Nachhaltiger Wohnungsbau Neuwied
Sozialer Wohnungsbau am Sohler Weg Neuwied 2026: Bezahlbarer Wohnraum mit Nachhaltigkeit
aus Neuwied
Neuwied. Das Neuwieder Fraktionsbündnis aus CDU, Bündnis 90/Die Grünen, FWG, FDP und BSW begrüßt das geplante Wohnungsbauprojekt am Sohler Weg in Neuwied. Mit 43 geförderten Wohnungen entsteht hier dringend benötigter bezahlbarer Wohnraum für Menschen, die auf dem Wohnungsmarkt zunehmend unter Druck geraten.
„Bezahlbarer Wohnraum ist eine der großen sozialen Fragen unserer Zeit. Viele Menschen mit kleinen und mittleren Einkommen finden kaum noch passende Wohnungen. Deshalb freuen wir uns über jedes Projekt, das langfristig Wohnraum schafft und gleichzeitig hohe Qualitätsstandards erfüllt“, erklärt Regine Wilke, Fraktionsvorsitzende von Bündnis 90/Die Grünen im Neuwieder Stadtrat.

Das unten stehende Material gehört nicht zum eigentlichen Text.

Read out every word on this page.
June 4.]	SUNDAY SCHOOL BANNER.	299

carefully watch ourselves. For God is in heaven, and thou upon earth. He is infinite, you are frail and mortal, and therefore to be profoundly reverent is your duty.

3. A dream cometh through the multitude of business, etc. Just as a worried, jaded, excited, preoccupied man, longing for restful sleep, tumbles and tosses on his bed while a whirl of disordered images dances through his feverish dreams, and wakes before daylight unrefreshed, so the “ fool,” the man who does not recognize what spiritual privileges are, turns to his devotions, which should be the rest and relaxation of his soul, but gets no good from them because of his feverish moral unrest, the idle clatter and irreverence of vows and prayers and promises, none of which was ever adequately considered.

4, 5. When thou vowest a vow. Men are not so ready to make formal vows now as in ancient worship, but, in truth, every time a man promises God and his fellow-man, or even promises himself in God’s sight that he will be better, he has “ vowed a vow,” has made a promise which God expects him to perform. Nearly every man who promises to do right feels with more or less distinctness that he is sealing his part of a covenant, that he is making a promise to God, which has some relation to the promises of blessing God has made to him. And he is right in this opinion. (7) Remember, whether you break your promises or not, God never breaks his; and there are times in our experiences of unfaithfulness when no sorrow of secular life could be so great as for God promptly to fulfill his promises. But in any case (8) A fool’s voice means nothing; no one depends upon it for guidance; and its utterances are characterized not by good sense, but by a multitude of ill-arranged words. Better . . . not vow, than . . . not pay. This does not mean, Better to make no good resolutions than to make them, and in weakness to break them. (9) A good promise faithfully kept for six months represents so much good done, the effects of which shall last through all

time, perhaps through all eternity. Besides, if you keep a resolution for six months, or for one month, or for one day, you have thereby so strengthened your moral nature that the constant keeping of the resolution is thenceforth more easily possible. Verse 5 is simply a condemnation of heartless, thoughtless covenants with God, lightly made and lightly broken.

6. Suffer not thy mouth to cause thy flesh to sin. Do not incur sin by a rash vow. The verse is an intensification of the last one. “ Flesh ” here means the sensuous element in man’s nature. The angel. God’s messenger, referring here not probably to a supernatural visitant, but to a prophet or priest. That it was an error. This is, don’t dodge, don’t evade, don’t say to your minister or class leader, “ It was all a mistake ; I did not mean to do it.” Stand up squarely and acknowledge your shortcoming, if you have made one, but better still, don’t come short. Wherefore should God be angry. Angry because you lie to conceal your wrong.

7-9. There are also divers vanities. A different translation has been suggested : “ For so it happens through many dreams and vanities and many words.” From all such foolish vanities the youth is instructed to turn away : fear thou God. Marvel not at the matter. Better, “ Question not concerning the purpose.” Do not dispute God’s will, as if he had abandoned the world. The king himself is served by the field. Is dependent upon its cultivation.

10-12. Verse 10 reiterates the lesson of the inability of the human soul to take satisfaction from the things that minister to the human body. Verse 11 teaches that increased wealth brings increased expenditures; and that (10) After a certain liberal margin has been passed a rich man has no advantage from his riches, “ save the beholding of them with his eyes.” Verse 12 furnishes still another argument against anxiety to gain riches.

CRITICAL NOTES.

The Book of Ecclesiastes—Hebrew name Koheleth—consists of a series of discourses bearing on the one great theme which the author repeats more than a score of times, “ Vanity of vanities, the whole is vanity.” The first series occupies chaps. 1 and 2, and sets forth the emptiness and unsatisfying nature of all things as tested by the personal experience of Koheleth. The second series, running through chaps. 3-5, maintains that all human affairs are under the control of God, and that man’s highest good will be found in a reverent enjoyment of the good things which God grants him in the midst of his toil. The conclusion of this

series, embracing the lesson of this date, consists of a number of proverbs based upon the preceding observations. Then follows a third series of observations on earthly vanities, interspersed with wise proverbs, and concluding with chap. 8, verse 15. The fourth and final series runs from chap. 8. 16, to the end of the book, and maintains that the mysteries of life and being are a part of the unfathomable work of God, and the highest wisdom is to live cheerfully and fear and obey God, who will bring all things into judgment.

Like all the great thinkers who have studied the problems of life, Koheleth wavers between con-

Bei einem Ortstermin stellte Architektin Gundula Wolf vom Architekturbüro Artektura den Mitgliedern der Bündnisfraktionen die planerischen Überlegungen hinter dem Projekt vor. Ziel sei es gewesen, trotz enger Fördervorgaben Wohnungen zu schaffen, die funktional, hell, barrierearm und langfristig attraktiv bleiben. Die geplanten Grundrisse, großzügigen Balkone, die offene Erschließung über Laubengänge sowie die nachhaltige Bauweise zeigen nach Ansicht des Bündnisses, dass soziale Verantwortung und architektonische Qualität zusammengehören.
Besondere Merkmale des Wohnungsbaus
Das Projekt setzt auf Photovoltaik, Wärmepumpen, moderne Energiestandards und eine langlebige Bauweise. Gleichzeitig entstehen barrierearme Wohnungen und ein vollständig barrierefreies Gebäude.

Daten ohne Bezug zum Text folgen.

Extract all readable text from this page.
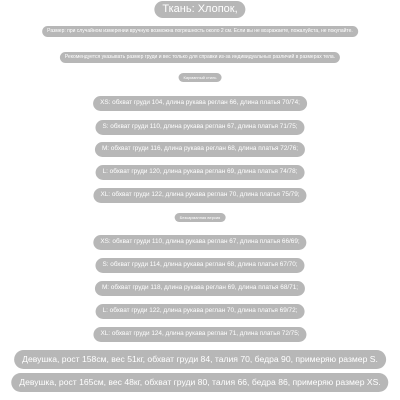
Ткань: Хлопок,
Размер: при случайном измерении вручную возможна погрешность около 2 см. Если вы не возражаете, пожалуйста, не покупайте.
Рекомендуется указывать размер груди и вес только для справки из-за индивидуальных различий в размерах тела.
Карманный стиль
XS: обхват груди 104, длина рукава реглан 66, длина платья 70/74;
S: обхват груди 110, длина рукава реглан 67, длина платья 71/75;
M: обхват груди 116, длина рукава реглан 68, длина платья 72/76;
L: обхват груди 120, длина рукава реглан 69, длина платья 74/78;
XL: обхват груди 122, длина рукава реглан 70, длина платья 75/79;
Безкарманная версия
XS: обхват груди 110, длина рукава реглан 67, длина платья 66/69;
S: обхват груди 114, длина рукава реглан 68, длина платья 67/70;
M: обхват груди 118, длина рукава реглан 69, длина платья 68/71;
L: обхват груди 122, длина рукава реглан 70, длина платья 69/72;
XL: обхват груди 124, длина рукава реглан 71, длина платья 72/75;
Девушка, рост 158см, вес 51кг, обхват груди 84, талия 70, бедра 90, примеряю размер S.
Девушка, рост 165см, вес 48кг, обхват груди 80, талия 66, бедра 86, примеряю размер XS.
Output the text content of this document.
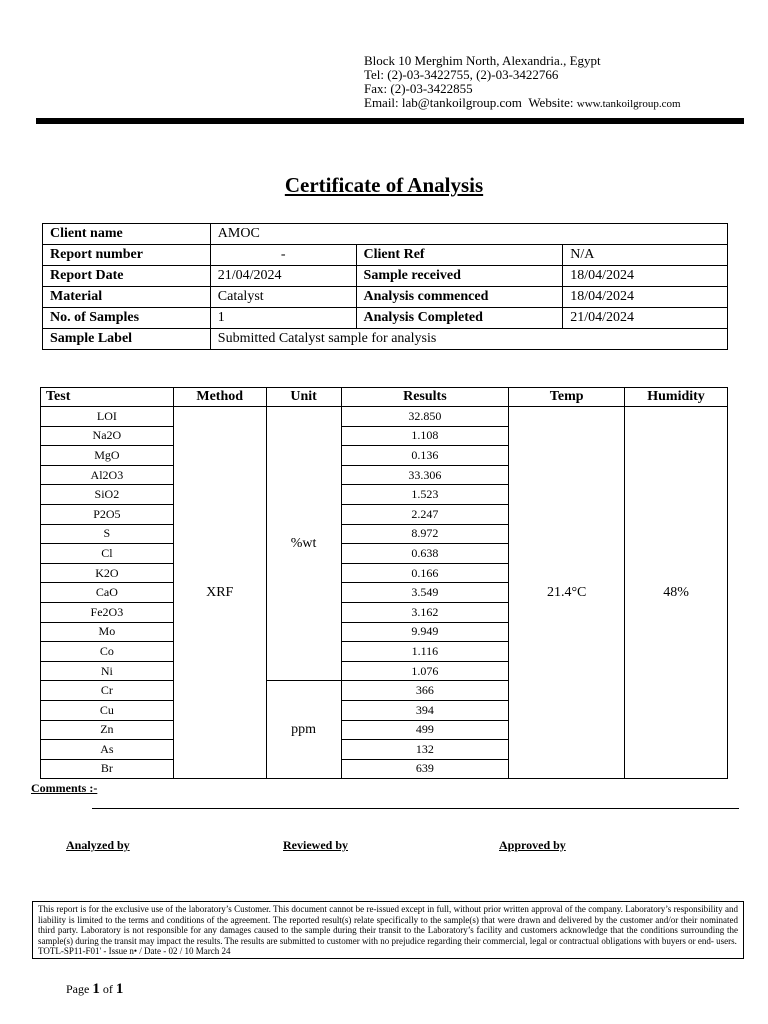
Block 10 Merghim North, Alexandria., Egypt
Tel: (2)-03-3422755, (2)-03-3422766
Fax: (2)-03-3422855
Email: lab@tankoilgroup.com Website: www.tankoilgroup.com
Certificate of Analysis
Client name	AMOC		
Report number	-	Client Ref	N/A
Report Date	21/04/2024	Sample received	18/04/2024
Material	Catalyst	Analysis commenced	18/04/2024
No. of Samples	1	Analysis Completed	21/04/2024
Sample Label	Submitted Catalyst sample for analysis		
Test	Method	Unit	Results	Temp	Humidity
LOI	XRF	%wt	32.850	21.4°C	48%
Na2O			1.108		
MgO			0.136		
Al2O3			33.306		
SiO2			1.523		
P2O5			2.247		
S			8.972		
Cl			0.638		
K2O			0.166		
CaO			3.549		
Fe2O3			3.162		
Mo			9.949		
Co			1.116		
Ni			1.076		
Cr		ppm	366		
Cu			394		
Zn			499		
As			132		
Br			639		
Comments :-
Analyzed by	Reviewed by	Approved by
This report is for the exclusive use of the laboratory’s Customer. This document cannot be re-issued except in full, without prior written approval of the company. Laboratory’s responsibility and liability is limited to the terms and conditions of the agreement. The reported result(s) relate specifically to the sample(s) that were drawn and delivered by the customer and/or their nominated third party. Laboratory is not responsible for any damages caused to the sample during their transit to the Laboratory’s facility and customers acknowledge that the conditions surrounding the sample(s) during the transit may impact the results. The results are submitted to customer with no prejudice regarding their commercial, legal or contractual obligations with buyers or end- users.
TOTL-SP11-F01' - Issue n• / Date - 02 / 10 March 24
Page 1 of 1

„Wir sehen in dem Vorhaben ein gelungenes Beispiel dafür, wie Wohnraumschaffung, Klimaschutz und generationengerechtes Bauen miteinander verbunden werden können,“ loben die Fraktionssprecher die „Ausrichtung auf ältere Menschen, Familien, Berufseinsteigerinnen und Berufseinsteiger sowie Menschen mit geringerem Einkommen. Das leistet einen wichtigen Beitrag zur sozialen Stabilität in der Stadt.“
Nach Auffassung des Fraktionsbündnisses zeigt das vorgestellte Konzept eindrucksvoll, dass bezahlbarer Wohnraum weder Verzicht noch mindere Qualität bedeuten muss. Gute Grundrisse, Barrierefreiheit, moderne Energietechnik und eine durchdachte Architektur seien wichtige Voraussetzungen dafür, dass Menschen gerne und dauerhaft in einem Gebäude leben.
Bemerkenswert ist auch die langfristige soziale Bindung des Projekts. Die Wohnungen sollen über einen Zeitraum von 30 Jahren zu geförderten Konditionen vermietet werden. Mit einer geplanten Anfangsmiete von rund 6,25 Euro pro Quadratmeter entsteht Wohnraum, der auch für Menschen mit kleineren und mittleren Einkommen bezahlbar bleibt.
Auch die städtebauliche Konzeption mit einer effizienten Flächennutzung, großzügigen Fahrradabstellmöglichkeiten und einer Tiefgarage bewertet das Bündnis positiv. Damit werde sowohl den Bedürfnissen der künftigen Bewohner als auch den Anforderungen einer nachhaltigen Stadtentwicklung Rechnung getragen.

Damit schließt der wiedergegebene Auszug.